We return to the study with the intriguing title "A randomized add-on trial of an N-methyl-D-aspartate antagonist in treatment-resistant bipolar depression.” (Don't be thrown by all that "N-methyl-D-aspartate antagonist" stuff--it just means that ketamine is an anesthetic that works to inhibit [that's the 'antagonize'] the action of N-methyl-D-aspartate receptors, which are types of glutamate receptors. Apparently blocking these receptors improves the brain’s electrical flow, which, in turn, reduces depression.) Here, researchers found that, within 40 minutes of administering ketamine to their subjects, depressive symptoms significantly improved--for 71% of those given the drug.
The clearest downside of ketamine--well-known to doctors and researchers? The improvement lasts a only days.
As expected, the most common adverse effect was dissociation. This can be distressing to people, as it includes vivid and wild dreams, visual hallucinations, delirium, disorientation, and confusion--but such symptoms do usually pass within an hour.
Just last year the journal Biological Psychiatry published an article once again establishing ketamine's efficacy in bipolar depression--and, this time, in suicide. Dr. Zarate and his fellow researchers declared that they found a "rapid and robust antidepressant response" (2012), and, beyond that, they found the drug "rapidly improved suicidal ideation"

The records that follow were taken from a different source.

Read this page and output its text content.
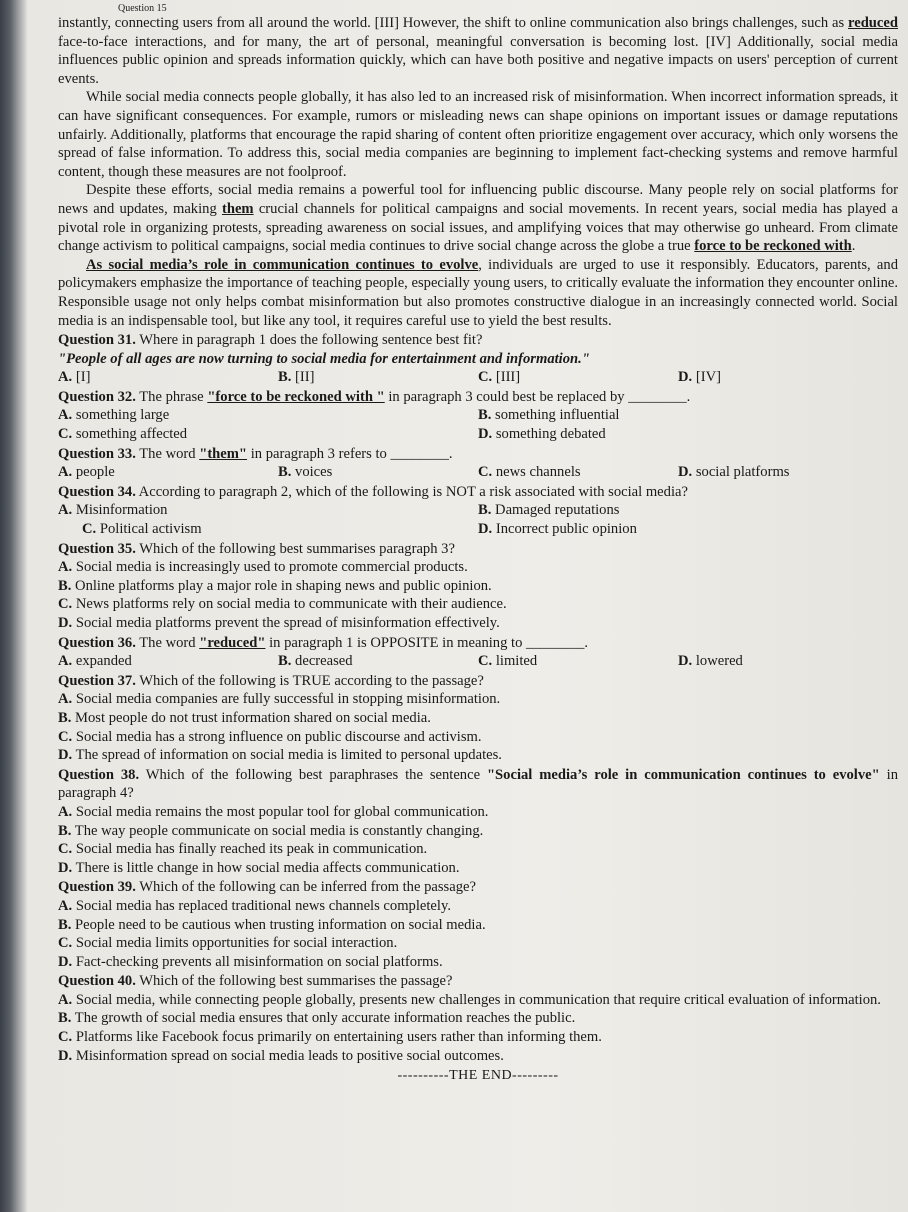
Question 15

instantly, connecting users from all around the world. [III] However, the shift to online communication also brings challenges, such as reduced face-to-face interactions, and for many, the art of personal, meaningful conversation is becoming lost. [IV] Additionally, social media influences public opinion and spreads information quickly, which can have both positive and negative impacts on users' perception of current events.

While social media connects people globally, it has also led to an increased risk of misinformation. When incorrect information spreads, it can have significant consequences. For example, rumors or misleading news can shape opinions on important issues or damage reputations unfairly. Additionally, platforms that encourage the rapid sharing of content often prioritize engagement over accuracy, which only worsens the spread of false information. To address this, social media companies are beginning to implement fact-checking systems and remove harmful content, though these measures are not foolproof.

Despite these efforts, social media remains a powerful tool for influencing public discourse. Many people rely on social platforms for news and updates, making them crucial channels for political campaigns and social movements. In recent years, social media has played a pivotal role in organizing protests, spreading awareness on social issues, and amplifying voices that may otherwise go unheard. From climate change activism to political campaigns, social media continues to drive social change across the globe a true force to be reckoned with.

As social media’s role in communication continues to evolve, individuals are urged to use it responsibly. Educators, parents, and policymakers emphasize the importance of teaching people, especially young users, to critically evaluate the information they encounter online. Responsible usage not only helps combat misinformation but also promotes constructive dialogue in an increasingly connected world. Social media is an indispensable tool, but like any tool, it requires careful use to yield the best results.

Question 31. Where in paragraph 1 does the following sentence best fit?

"People of all ages are now turning to social media for entertainment and information."

A. [I]	B. [II]	C. [III]	D. [IV]

Question 32. The phrase "force to be reckoned with " in paragraph 3 could best be replaced by ________.

A. something large	B. something influential
C. something affected	D. something debated

Question 33. The word "them" in paragraph 3 refers to ________.

A. people	B. voices	C. news channels	D. social platforms

Question 34. According to paragraph 2, which of the following is NOT a risk associated with social media?

A. Misinformation	B. Damaged reputations
C. Political activism	D. Incorrect public opinion

Question 35. Which of the following best summarises paragraph 3?

A. Social media is increasingly used to promote commercial products.

B. Online platforms play a major role in shaping news and public opinion.

C. News platforms rely on social media to communicate with their audience.

D. Social media platforms prevent the spread of misinformation effectively.

Question 36. The word "reduced" in paragraph 1 is OPPOSITE in meaning to ________.

A. expanded	B. decreased	C. limited	D. lowered

Question 37. Which of the following is TRUE according to the passage?

A. Social media companies are fully successful in stopping misinformation.

B. Most people do not trust information shared on social media.

C. Social media has a strong influence on public discourse and activism.

D. The spread of information on social media is limited to personal updates.

Question 38. Which of the following best paraphrases the sentence "Social media’s role in communication continues to evolve" in paragraph 4?

A. Social media remains the most popular tool for global communication.

B. The way people communicate on social media is constantly changing.

C. Social media has finally reached its peak in communication.

D. There is little change in how social media affects communication.

Question 39. Which of the following can be inferred from the passage?

A. Social media has replaced traditional news channels completely.

B. People need to be cautious when trusting information on social media.

C. Social media limits opportunities for social interaction.

D. Fact-checking prevents all misinformation on social platforms.

Question 40. Which of the following best summarises the passage?

A. Social media, while connecting people globally, presents new challenges in communication that require critical evaluation of information.

B. The growth of social media ensures that only accurate information reaches the public.

C. Platforms like Facebook focus primarily on entertaining users rather than informing them.

D. Misinformation spread on social media leads to positive social outcomes.

----------THE END---------
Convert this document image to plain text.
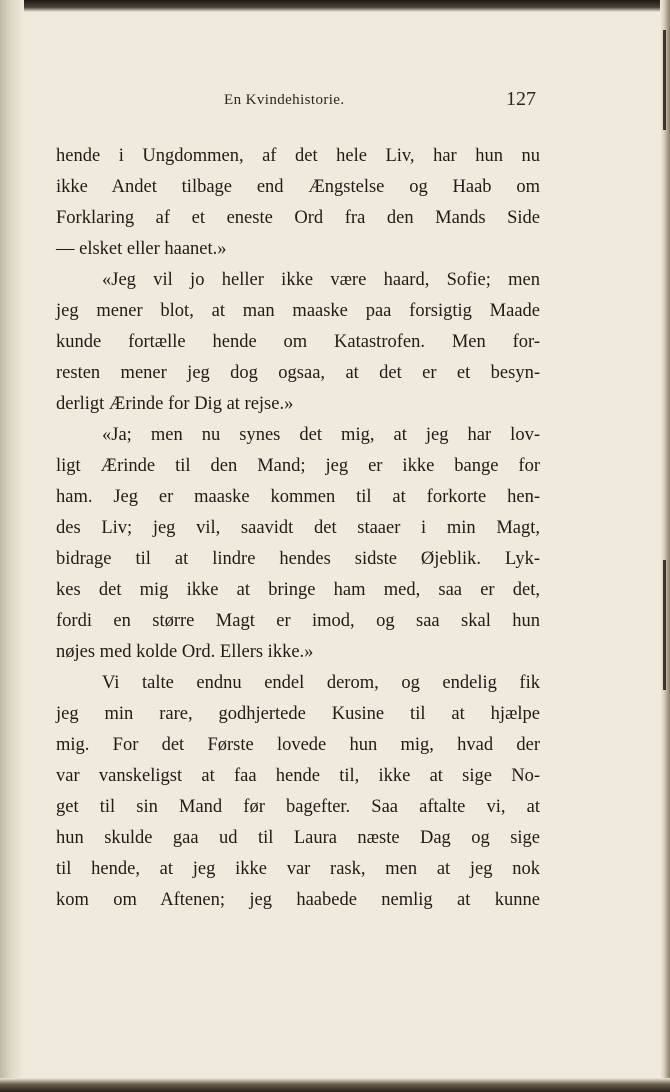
En Kvindehistorie.	127
hende i Ungdommen, af det hele Liv, har hun nu
ikke Andet tilbage end Ængstelse og Haab om
Forklaring af et eneste Ord fra den Mands Side
— elsket eller haanet.»
«Jeg vil jo heller ikke være haard, Sofie; men
jeg mener blot, at man maaske paa forsigtig Maade
kunde fortælle hende om Katastrofen. Men for-
resten mener jeg dog ogsaa, at det er et besyn-
derligt Ærinde for Dig at rejse.»
«Ja; men nu synes det mig, at jeg har lov-
ligt Ærinde til den Mand; jeg er ikke bange for
ham. Jeg er maaske kommen til at forkorte hen-
des Liv; jeg vil, saavidt det staaer i min Magt,
bidrage til at lindre hendes sidste Øjeblik. Lyk-
kes det mig ikke at bringe ham med, saa er det,
fordi en større Magt er imod, og saa skal hun
nøjes med kolde Ord. Ellers ikke.»
Vi talte endnu endel derom, og endelig fik
jeg min rare, godhjertede Kusine til at hjælpe
mig. For det Første lovede hun mig, hvad der
var vanskeligst at faa hende til, ikke at sige No-
get til sin Mand før bagefter. Saa aftalte vi, at
hun skulde gaa ud til Laura næste Dag og sige
til hende, at jeg ikke var rask, men at jeg nok
kom om Aftenen; jeg haabede nemlig at kunne
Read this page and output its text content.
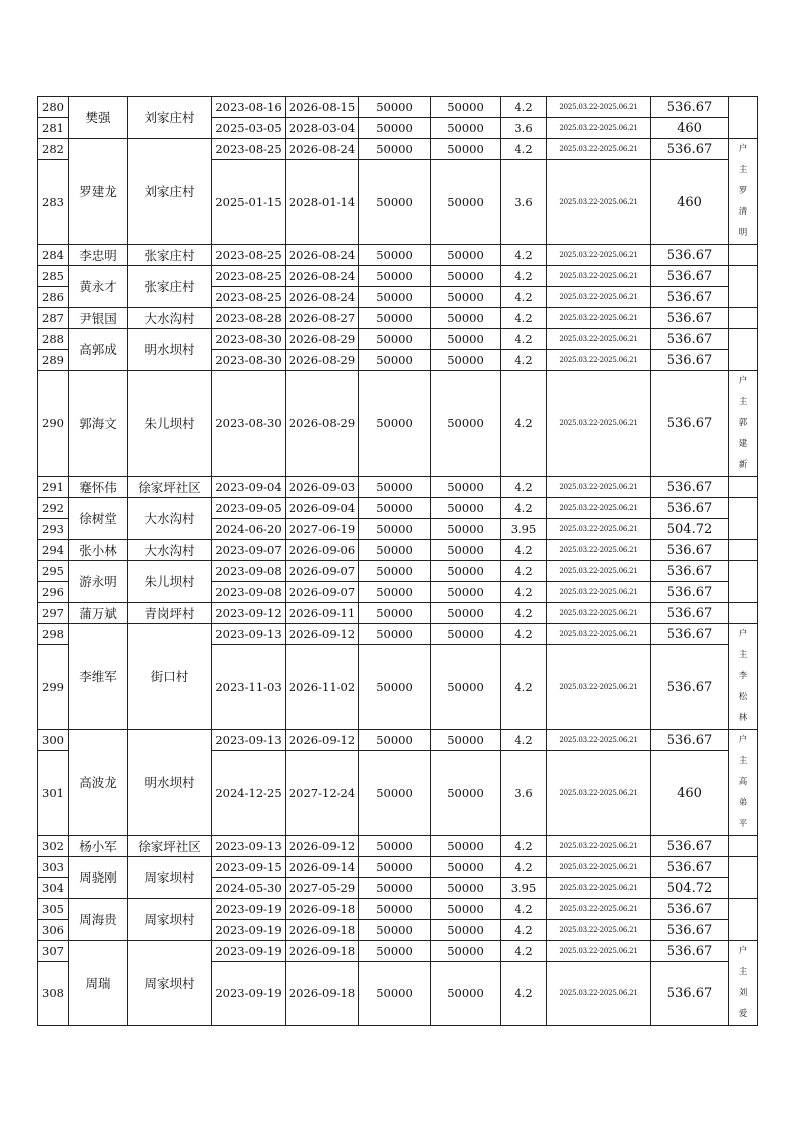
280	樊强	刘家庄村	2023-08-16	2026-08-15	50000	50000	4.2	2025.03.22-2025.06.21	536.67	
281			2025-03-05	2028-03-04	50000	50000	3.6	2025.03.22-2025.06.21	460	
282	罗建龙	刘家庄村	2023-08-25	2026-08-24	50000	50000	4.2	2025.03.22-2025.06.21	536.67	户
主
罗
清
明

283			2025-01-15	2028-01-14	50000	50000	3.6	2025.03.22-2025.06.21	460	
284	李忠明	张家庄村	2023-08-25	2026-08-24	50000	50000	4.2	2025.03.22-2025.06.21	536.67	
285	黄永才	张家庄村	2023-08-25	2026-08-24	50000	50000	4.2	2025.03.22-2025.06.21	536.67	
286			2023-08-25	2026-08-24	50000	50000	4.2	2025.03.22-2025.06.21	536.67	
287	尹银国	大水沟村	2023-08-28	2026-08-27	50000	50000	4.2	2025.03.22-2025.06.21	536.67	
288	高郭成	明水坝村	2023-08-30	2026-08-29	50000	50000	4.2	2025.03.22-2025.06.21	536.67	
289			2023-08-30	2026-08-29	50000	50000	4.2	2025.03.22-2025.06.21	536.67	
290	郭海文	朱儿坝村	2023-08-30	2026-08-29	50000	50000	4.2	2025.03.22-2025.06.21	536.67	户
主
郭
建
新

291	蹇怀伟	徐家坪社区	2023-09-04	2026-09-03	50000	50000	4.2	2025.03.22-2025.06.21	536.67	
292	徐树堂	大水沟村	2023-09-05	2026-09-04	50000	50000	4.2	2025.03.22-2025.06.21	536.67	
293			2024-06-20	2027-06-19	50000	50000	3.95	2025.03.22-2025.06.21	504.72	
294	张小林	大水沟村	2023-09-07	2026-09-06	50000	50000	4.2	2025.03.22-2025.06.21	536.67	
295	游永明	朱儿坝村	2023-09-08	2026-09-07	50000	50000	4.2	2025.03.22-2025.06.21	536.67	
296			2023-09-08	2026-09-07	50000	50000	4.2	2025.03.22-2025.06.21	536.67	
297	蒲万斌	青岗坪村	2023-09-12	2026-09-11	50000	50000	4.2	2025.03.22-2025.06.21	536.67	
298	李维军	街口村	2023-09-13	2026-09-12	50000	50000	4.2	2025.03.22-2025.06.21	536.67	户
主
李
松
林

299			2023-11-03	2026-11-02	50000	50000	4.2	2025.03.22-2025.06.21	536.67	
300	高波龙	明水坝村	2023-09-13	2026-09-12	50000	50000	4.2	2025.03.22-2025.06.21	536.67	户
主
高
弟
平

301			2024-12-25	2027-12-24	50000	50000	3.6	2025.03.22-2025.06.21	460	
302	杨小军	徐家坪社区	2023-09-13	2026-09-12	50000	50000	4.2	2025.03.22-2025.06.21	536.67	
303	周骁刚	周家坝村	2023-09-15	2026-09-14	50000	50000	4.2	2025.03.22-2025.06.21	536.67	
304			2024-05-30	2027-05-29	50000	50000	3.95	2025.03.22-2025.06.21	504.72	
305	周海贵	周家坝村	2023-09-19	2026-09-18	50000	50000	4.2	2025.03.22-2025.06.21	536.67	
306			2023-09-19	2026-09-18	50000	50000	4.2	2025.03.22-2025.06.21	536.67	
307	周瑞	周家坝村	2023-09-19	2026-09-18	50000	50000	4.2	2025.03.22-2025.06.21	536.67	户
主
刘
爱

308			2023-09-19	2026-09-18	50000	50000	4.2	2025.03.22-2025.06.21	536.67	
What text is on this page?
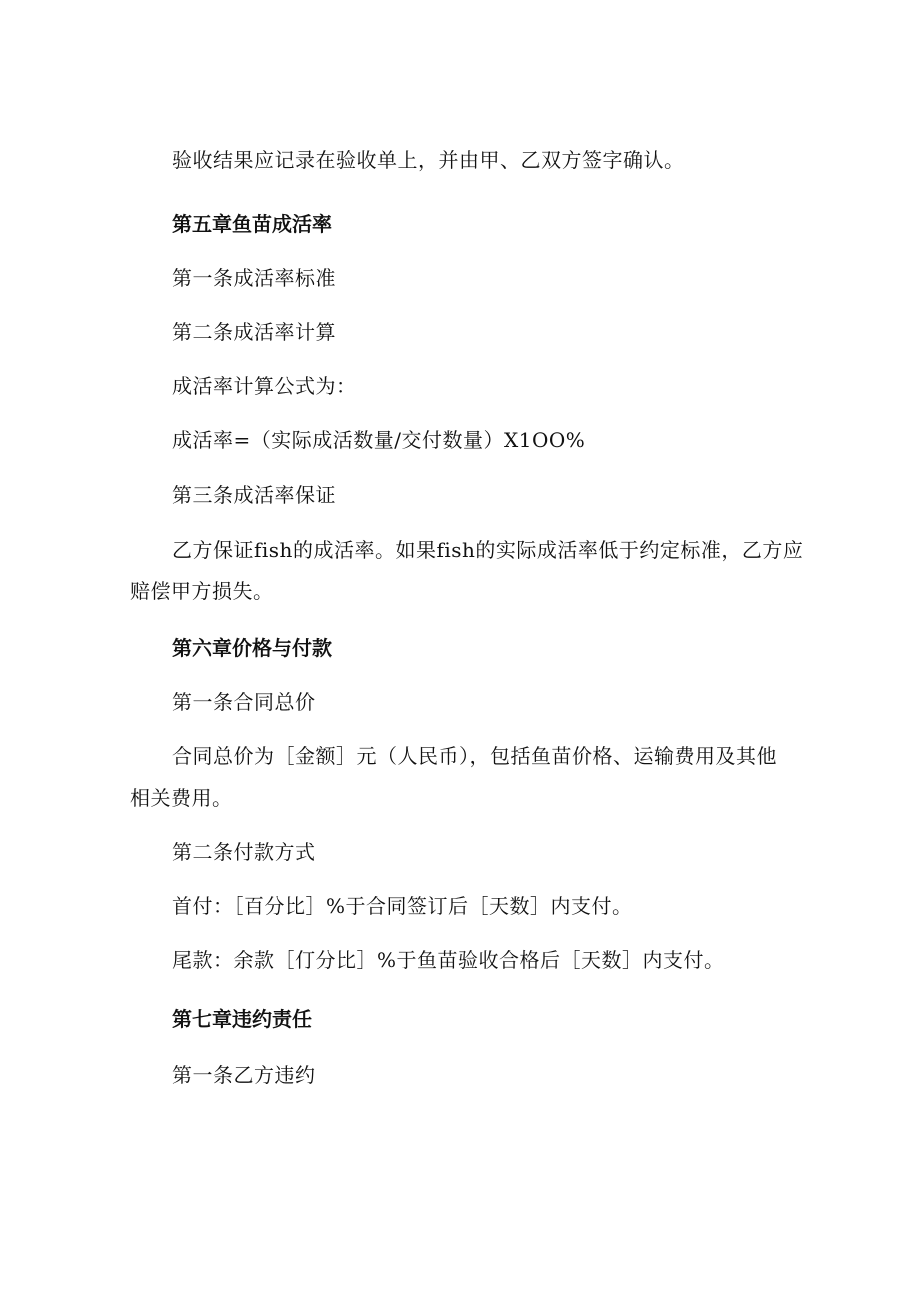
验收结果应记录在验收单上，并由甲、乙双方签字确认。

第五章鱼苗成活率

第一条成活率标准

第二条成活率计算

成活率计算公式为：

成活率=（实际成活数量/交付数量）X1OO%

第三条成活率保证

乙方保证fish的成活率。如果fish的实际成活率低于约定标准，乙方应

赔偿甲方损失。

第六章价格与付款

第一条合同总价

合同总价为［金额］元（人民币），包括鱼苗价格、运输费用及其他

相关费用。

第二条付款方式

首付：［百分比］%于合同签订后［天数］内支付。

尾款：余款［仃分比］%于鱼苗验收合格后［天数］内支付。

第七章违约责任

第一条乙方违约
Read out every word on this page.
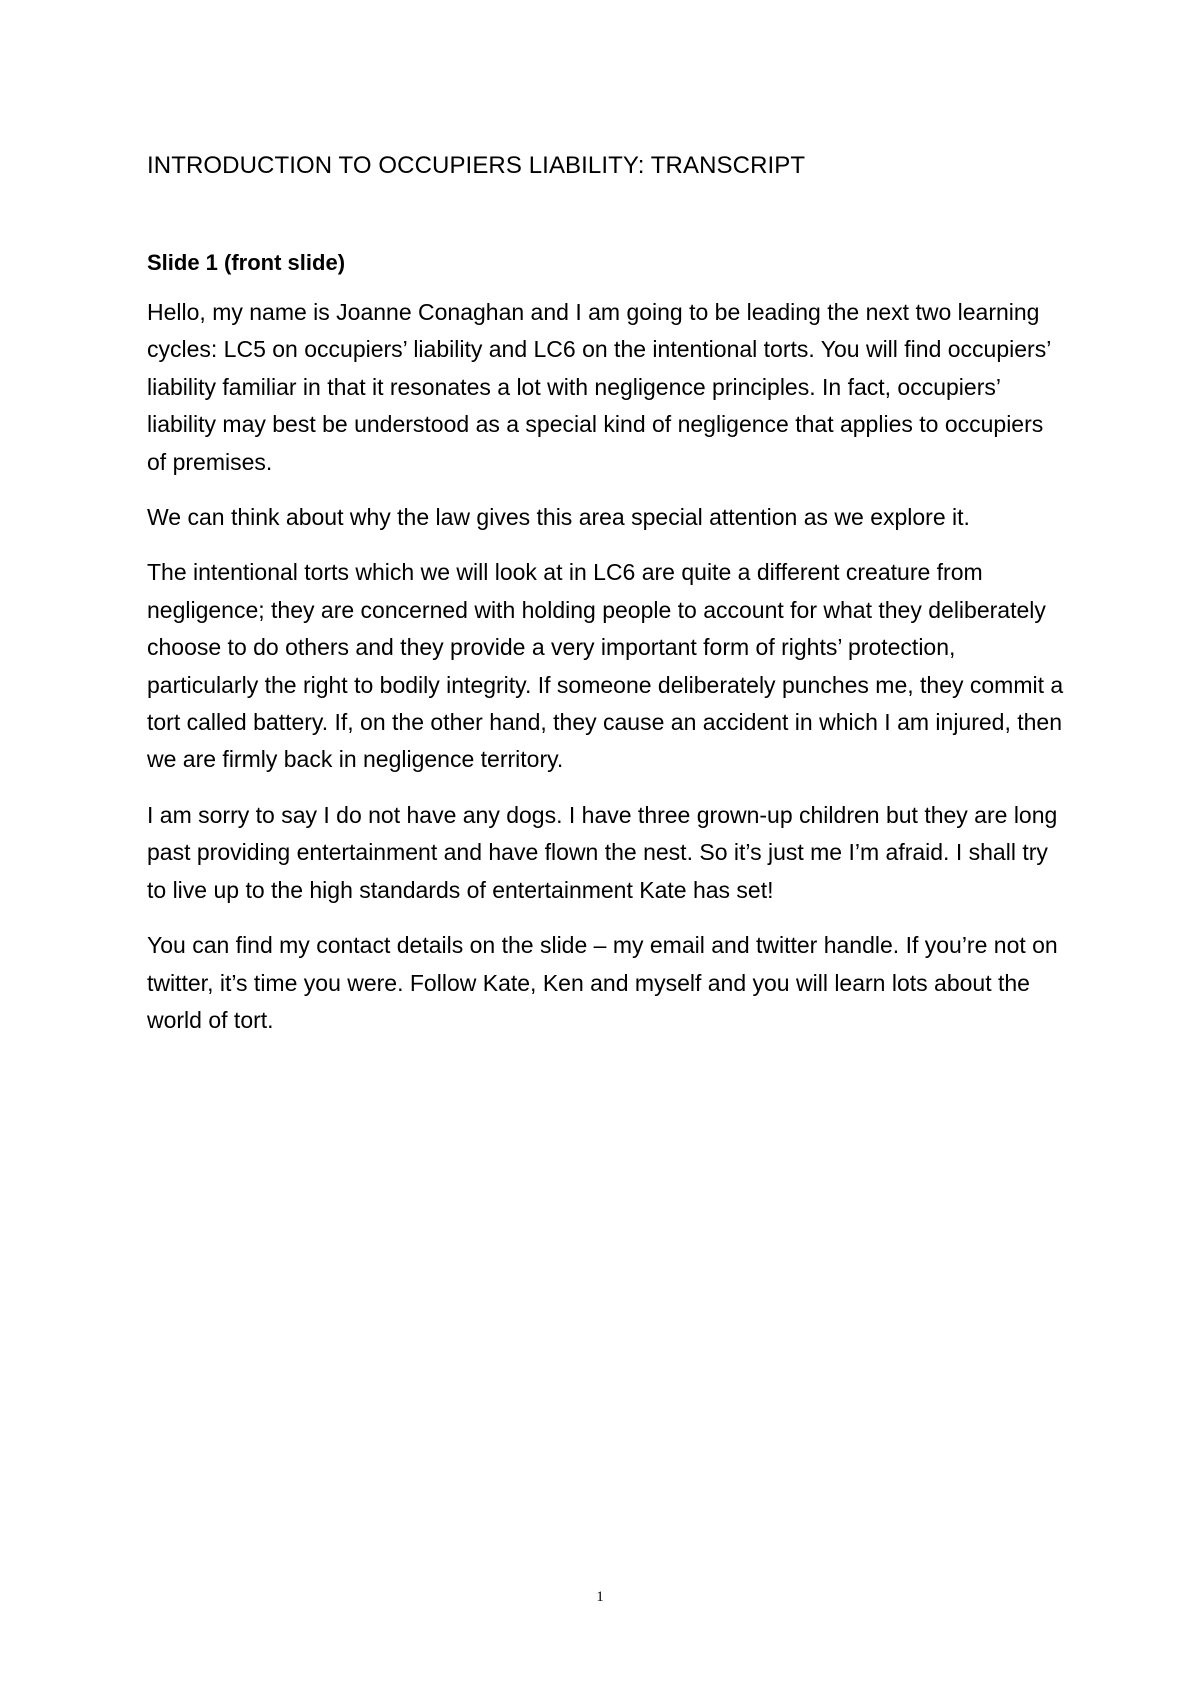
INTRODUCTION TO OCCUPIERS LIABILITY: TRANSCRIPT
Slide 1 (front slide)

Hello, my name is Joanne Conaghan and I am going to be leading the next two learning cycles: LC5 on occupiers’ liability and LC6 on the intentional torts. You will find occupiers’ liability familiar in that it resonates a lot with negligence principles. In fact, occupiers’ liability may best be understood as a special kind of negligence that applies to occupiers of premises.

We can think about why the law gives this area special attention as we explore it.

The intentional torts which we will look at in LC6 are quite a different creature from negligence; they are concerned with holding people to account for what they deliberately choose to do others and they provide a very important form of rights’ protection, particularly the right to bodily integrity. If someone deliberately punches me, they commit a tort called battery. If, on the other hand, they cause an accident in which I am injured, then we are firmly back in negligence territory.

I am sorry to say I do not have any dogs. I have three grown-up children but they are long past providing entertainment and have flown the nest. So it’s just me I’m afraid. I shall try to live up to the high standards of entertainment Kate has set!

You can find my contact details on the slide – my email and twitter handle. If you’re not on twitter, it’s time you were. Follow Kate, Ken and myself and you will learn lots about the world of tort.

1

Despite the fact that a number of areas of concern remain in using ketamine to regularly treat those with bipolar depression (there's the dissociative 'trip,' the drug can lead to dependence, and long-term use can cause abnormalities in the brain), Dr. Zarate seems pretty sure he's onto a good thing: he's applied for patent for the use of ketamine in major depression.
In a 1989 issue Psychological Review, the authors develop an entire theory of depression that is based on hopelessness-—and it is a lot to ask someone in the depths of despair to hold out hope for a treatment so new it’s still in clinical trials. But there really is cause for hope for the person with treatment refractory bipolar depression. Researchers have new ideas all the time for ways to treat bipolar depression, and they’re putting them to the test. More cutting-edge psychiatrists are already using a number of the treatments in this post—and for some, as they travel “the road less traveled by”, they bring their patients along with them—and that can “make all the difference.”